No entanto, a carne vermelha é um alimento de alto valor biológico e imprescindível, em quantidades adequadas, na composição da dieta balanceada (Luchiari Filho, 2000). A produção de carne caminha na diversificação e oferta de produtos de melhor qualidade, e no que diz respeito à carne ovina, isso é fundamental para a ampliação do mercado, em conjunto com outras questões comerciais, que têm sido muito discutidas nos últimos anos e que não serão abordadas neste texto.
Considerando-se o valor comercial da carcaça ovina, o conteúdo total de gordura que a mesma apresenta tem maior influência sobre este do que a composição química. Entretanto, propriedades físicas e químicas dos lipídios, como os ácidos graxos que a compõem, afetam as características nutricionais, sensoriais e de conservação da carne (Mottram, 1998), e por isso são bastante importantes para a qualidade do produto final.
No Congresso Internacional de Pastagens em 2005 na Irlanda, muitos pesquisadores apresentaram resultados de seus trabalhos nessa linha, denotando a importância do aspecto nutracêutico dos alimentos para os consumidores dos países desenvolvidos e o envolvimento da área de produção pecuária nesse contexto. Material interessante é o de Scollan et al. (2005) e Prado et al. (2006).
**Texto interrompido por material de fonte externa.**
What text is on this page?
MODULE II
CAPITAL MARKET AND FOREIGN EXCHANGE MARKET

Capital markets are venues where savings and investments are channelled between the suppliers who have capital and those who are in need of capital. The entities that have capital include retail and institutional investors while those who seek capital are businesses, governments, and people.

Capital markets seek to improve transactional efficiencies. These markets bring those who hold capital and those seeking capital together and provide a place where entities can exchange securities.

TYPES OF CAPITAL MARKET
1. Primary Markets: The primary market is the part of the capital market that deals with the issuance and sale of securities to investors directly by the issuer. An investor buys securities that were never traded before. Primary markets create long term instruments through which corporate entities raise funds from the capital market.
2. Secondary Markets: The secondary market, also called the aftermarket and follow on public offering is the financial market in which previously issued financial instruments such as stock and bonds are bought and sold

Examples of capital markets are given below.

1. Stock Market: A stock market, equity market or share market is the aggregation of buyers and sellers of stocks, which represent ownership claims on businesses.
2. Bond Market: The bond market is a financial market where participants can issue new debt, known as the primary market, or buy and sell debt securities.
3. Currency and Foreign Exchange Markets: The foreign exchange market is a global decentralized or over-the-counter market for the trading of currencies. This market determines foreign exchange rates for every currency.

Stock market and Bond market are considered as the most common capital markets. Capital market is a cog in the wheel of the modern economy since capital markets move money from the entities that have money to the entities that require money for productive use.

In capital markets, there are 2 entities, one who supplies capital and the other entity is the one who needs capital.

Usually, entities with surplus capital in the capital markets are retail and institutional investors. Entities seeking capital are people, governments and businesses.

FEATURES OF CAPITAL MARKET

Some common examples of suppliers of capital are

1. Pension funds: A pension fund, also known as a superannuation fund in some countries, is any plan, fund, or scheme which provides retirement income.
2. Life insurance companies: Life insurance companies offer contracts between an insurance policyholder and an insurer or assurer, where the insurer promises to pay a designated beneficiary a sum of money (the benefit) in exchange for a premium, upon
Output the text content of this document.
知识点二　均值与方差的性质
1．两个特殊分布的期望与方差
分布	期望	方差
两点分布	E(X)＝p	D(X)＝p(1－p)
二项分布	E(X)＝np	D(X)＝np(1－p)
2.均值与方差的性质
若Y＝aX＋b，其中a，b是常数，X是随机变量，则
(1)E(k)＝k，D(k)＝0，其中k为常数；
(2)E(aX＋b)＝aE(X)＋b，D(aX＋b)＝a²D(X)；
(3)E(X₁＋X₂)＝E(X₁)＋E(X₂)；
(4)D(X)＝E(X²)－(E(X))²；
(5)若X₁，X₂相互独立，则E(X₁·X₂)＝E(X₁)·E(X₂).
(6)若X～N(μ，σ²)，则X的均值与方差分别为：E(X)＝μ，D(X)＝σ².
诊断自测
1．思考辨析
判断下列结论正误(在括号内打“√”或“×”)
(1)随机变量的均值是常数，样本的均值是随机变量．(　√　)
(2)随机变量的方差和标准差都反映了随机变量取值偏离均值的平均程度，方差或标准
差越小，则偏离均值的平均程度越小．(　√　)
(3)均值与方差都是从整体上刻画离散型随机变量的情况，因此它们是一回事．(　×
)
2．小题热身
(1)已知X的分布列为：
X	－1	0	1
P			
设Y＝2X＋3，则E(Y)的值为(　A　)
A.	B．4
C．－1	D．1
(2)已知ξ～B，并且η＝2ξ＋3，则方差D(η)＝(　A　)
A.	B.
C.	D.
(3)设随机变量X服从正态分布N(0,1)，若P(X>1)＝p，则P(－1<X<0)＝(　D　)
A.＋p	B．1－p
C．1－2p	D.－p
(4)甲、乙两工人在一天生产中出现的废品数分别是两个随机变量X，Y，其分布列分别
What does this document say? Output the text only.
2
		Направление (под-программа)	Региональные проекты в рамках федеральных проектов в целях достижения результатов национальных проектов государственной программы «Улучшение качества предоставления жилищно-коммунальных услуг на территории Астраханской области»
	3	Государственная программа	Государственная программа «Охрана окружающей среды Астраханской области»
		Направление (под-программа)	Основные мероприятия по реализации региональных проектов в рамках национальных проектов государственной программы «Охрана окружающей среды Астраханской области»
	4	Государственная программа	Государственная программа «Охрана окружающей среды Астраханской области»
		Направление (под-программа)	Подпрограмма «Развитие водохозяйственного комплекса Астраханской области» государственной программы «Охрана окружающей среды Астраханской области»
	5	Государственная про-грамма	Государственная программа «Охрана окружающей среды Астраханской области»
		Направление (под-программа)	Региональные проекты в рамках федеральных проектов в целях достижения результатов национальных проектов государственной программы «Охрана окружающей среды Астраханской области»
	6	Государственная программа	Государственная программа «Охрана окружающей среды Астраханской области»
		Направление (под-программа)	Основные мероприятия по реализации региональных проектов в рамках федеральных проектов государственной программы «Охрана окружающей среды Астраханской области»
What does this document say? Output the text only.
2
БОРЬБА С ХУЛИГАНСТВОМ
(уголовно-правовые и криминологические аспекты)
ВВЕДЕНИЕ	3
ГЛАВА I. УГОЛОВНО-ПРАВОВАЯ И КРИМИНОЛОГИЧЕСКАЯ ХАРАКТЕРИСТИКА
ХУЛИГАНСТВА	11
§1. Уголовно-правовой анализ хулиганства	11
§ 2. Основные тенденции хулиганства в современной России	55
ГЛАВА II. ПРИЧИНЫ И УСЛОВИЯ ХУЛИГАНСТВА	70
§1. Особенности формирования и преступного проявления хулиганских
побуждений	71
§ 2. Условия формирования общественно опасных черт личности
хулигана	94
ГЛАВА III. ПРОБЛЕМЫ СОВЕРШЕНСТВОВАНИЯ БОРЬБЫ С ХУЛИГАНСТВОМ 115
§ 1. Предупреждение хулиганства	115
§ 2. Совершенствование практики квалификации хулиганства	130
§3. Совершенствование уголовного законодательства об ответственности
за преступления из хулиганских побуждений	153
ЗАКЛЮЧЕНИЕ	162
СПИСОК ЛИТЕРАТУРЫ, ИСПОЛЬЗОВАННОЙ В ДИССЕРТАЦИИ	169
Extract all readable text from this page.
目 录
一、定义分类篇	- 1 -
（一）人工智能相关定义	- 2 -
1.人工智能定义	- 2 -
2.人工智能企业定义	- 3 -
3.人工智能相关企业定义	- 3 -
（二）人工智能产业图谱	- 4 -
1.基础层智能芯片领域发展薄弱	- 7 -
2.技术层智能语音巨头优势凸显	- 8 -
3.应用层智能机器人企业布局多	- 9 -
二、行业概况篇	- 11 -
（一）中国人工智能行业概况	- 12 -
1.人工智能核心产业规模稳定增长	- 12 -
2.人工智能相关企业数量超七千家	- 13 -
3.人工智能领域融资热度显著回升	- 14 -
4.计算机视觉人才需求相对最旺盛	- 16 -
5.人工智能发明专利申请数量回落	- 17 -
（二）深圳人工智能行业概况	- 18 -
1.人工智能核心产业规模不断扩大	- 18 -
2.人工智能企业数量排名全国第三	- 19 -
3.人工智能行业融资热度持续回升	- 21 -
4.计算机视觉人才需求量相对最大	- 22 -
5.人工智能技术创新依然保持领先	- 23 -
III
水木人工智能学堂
A dieta do animal e o produto final carne
O lípidio é uma classe de alimentos funcionais caracterizada por propriedades benéficas à saúde humana, com funções específicas no metabolismo e vêm sendo objeto de grande interesse pela pesquisa na área de nutrição humana e animal.
Ácidos graxos insaturados, tais como o linoléico (C18:26) e seus derivados, que formam a família dos ácidos graxos ômega-6 e, principalmente, o linolênico (C18:33) e seus derivados que formam a família dos ácidos graxos ômega-3, são considerados essenciais na dieta, uma vez que a síntese ocorre somente em vegetais.
A gordura de ruminantes, como os ovinos, tipicamente contêm elevada proporção de ácidos graxos saturados - AGS - como o mirístico, palmítico e esteárico; e ácidos graxos monoinsaturados, como o ácido oléico. As quantidades de ácidos graxos poliinsaturados importantes, como o linoléico e α-linolênico, são menores.
Os ácidos graxos poliinsaturados, como os da série ômega-3, e o ácido linoléico conjugado (CLA - cis-9, trans-11 C18:2) têm sido relacionados à redução na incidência de doenças cardiovasculares, prevenção e tratamento de tumores e prevenção da osteoporose (Albertazzi & Coupland, 2002). Deste modo, há considerável interesse em se aumentar as concentrações de CLA no leite e carne de ruminantes, que são consideradas as principais fontes de CLA para consumo humano (Staples et al., 2001).
Assim, sabe-se que as gorduras animais são mais saturadas, e as vegetais, mais insaturadas, o que favoreceria, a princípio, o seu uso na dieta dos animais, visando o produto final carne. Além disso, cita-se que com a proibição da utilização de alimentos de origem animal para ruminantes devido a Encefalopatia Espongiforme Bovina em 2001, intensificou-se a utilização de gorduras de origem vegetal na dieta dos ruminantes no Brasil.
Nos vegetais, as gorduras do tipo triglicerídeos estão presentes principalmente nas sementes, enquanto que nas folhas, os lipídios se apresentam principalmente na forma de galactolipídeos, compostos de galactose, glicerol e ácidos graxos insaturados. Os galactolipídeos são típicos de folhas metabolicamente ativas e diminuem com a idade da folha (Van Soest, 1994).
As fontes vegetais se destacam pelo conteúdo de ácidos graxos poliinsaturados, havendo grande variação entre as fontes na composição deste grupo de ácidos graxos. As fontes vegetais mais comuns utilizadas no Brasil em dietas de ruminantes, os grãos de soja, de algodão e de milho, têm como principal ácido graxo, o linoléico (C18:26).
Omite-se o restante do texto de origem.